Damon Vocke [00:06:14] Yeah, the first thing I’d like to say is just a shout out to Dr. Vapiwala because although I didn’t choose radiation, my dad had prostate cancer, and he got radiation treatment in his 70s and fully eradicated the cancer. So, it is a viable option, it depends on the patient. So, I want to thank the terrific doctors on the panel for all the work that you do to help people like me get through this process. Many times, quite successfully. So, thank you, whether it’s radiation or robotic or monitoring. So, thank all on behalf of all the patients and survivors on this call. For me getting through it, it’s just discipline in my own experience. It’s get back on your feet as soon as you can, move the body and then keep the mind occupied, spend time on things that you like to do, whether it is reading or watching old movies or whatever it is. Stay engaged with your friends and family and then spread the word. Tell your friends, your male friends, get your PSA checked, stay on top of it because it’s highly treatable. Don’t let it sit and create a problem that was avoidable. But it’s really discipline and it’s both physical and emotional. And you just gotta chin yourself up to dealing with it if you get that PSA and you find out you got a problem. Get the consultations that you need, speak to the professionals, talk to your friends that have had it, and then move forward. And you can live a long life after having prostate cancer.
Phillip Koo, MD [00:07:49] You know those are great closing words and I will say that there are many men who do exactly what you’re doing, and they speak about it and they’re spreading the word and teaching others, and it really is therapeutic for yourself, and it really helps others as well. So really appreciate that. Dr. Vapiwala I know you have your hand up.
Neha Vapiwala, MD [00:08:06] Oh, I don’t even think I meant to do that, but I was going to throw a heart in the chat to Becky’s comment for Mr. Vocke.

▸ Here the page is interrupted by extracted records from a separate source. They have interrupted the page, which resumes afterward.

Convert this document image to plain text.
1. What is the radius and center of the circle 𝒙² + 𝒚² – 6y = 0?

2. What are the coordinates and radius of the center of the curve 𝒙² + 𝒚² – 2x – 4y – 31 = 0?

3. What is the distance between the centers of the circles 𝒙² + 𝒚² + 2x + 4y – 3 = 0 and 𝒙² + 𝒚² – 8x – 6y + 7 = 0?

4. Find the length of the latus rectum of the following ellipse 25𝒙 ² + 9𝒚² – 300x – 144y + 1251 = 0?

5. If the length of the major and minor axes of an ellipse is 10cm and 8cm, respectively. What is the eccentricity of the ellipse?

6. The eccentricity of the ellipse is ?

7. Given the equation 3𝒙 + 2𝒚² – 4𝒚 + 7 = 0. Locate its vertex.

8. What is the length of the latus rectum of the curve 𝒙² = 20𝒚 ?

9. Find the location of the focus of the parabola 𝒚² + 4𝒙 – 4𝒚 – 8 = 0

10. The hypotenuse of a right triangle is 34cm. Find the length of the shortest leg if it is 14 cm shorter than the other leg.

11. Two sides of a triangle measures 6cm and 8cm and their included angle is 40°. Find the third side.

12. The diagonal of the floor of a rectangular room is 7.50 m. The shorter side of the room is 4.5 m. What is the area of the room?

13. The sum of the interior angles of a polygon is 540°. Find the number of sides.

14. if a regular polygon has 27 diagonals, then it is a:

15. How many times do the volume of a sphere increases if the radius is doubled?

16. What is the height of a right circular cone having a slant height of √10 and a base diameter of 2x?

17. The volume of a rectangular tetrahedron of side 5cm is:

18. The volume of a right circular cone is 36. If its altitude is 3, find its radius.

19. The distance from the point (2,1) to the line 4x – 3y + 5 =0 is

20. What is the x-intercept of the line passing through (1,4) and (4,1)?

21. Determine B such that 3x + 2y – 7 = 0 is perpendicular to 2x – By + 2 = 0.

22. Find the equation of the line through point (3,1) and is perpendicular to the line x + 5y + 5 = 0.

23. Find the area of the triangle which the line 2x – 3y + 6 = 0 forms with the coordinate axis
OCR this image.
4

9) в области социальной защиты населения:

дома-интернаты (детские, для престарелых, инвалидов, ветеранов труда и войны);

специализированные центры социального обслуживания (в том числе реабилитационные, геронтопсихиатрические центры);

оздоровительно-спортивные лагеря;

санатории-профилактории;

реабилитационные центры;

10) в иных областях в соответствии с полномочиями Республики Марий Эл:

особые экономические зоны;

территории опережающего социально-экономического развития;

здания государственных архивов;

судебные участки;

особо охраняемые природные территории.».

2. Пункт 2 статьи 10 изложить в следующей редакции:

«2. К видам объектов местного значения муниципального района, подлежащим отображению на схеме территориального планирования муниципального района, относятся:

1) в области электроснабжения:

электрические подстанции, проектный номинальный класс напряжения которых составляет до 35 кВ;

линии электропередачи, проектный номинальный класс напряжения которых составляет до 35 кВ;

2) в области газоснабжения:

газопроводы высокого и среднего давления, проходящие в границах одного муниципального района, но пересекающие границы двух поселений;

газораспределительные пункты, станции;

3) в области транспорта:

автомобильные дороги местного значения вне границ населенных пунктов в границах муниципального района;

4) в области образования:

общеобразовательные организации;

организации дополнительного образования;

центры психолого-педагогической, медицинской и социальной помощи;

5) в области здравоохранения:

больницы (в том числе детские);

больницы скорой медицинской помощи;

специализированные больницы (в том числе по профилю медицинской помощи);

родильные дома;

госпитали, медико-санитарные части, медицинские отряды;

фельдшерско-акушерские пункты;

I think that was beautifully stated in terms of the best way to proceed is to really try to live your best life through treatment after treatment and really engage with all of the support that you have around you, both within your medical team and of course your life beyond that. So, thank you for sharing that.
Phillip Koo, MD [00:08:33] Wonderful, thank you all for sharing your expertise. I know it’s dinner time on the East Coast, so for all of you, enjoy your dinner and thank you, thank you again.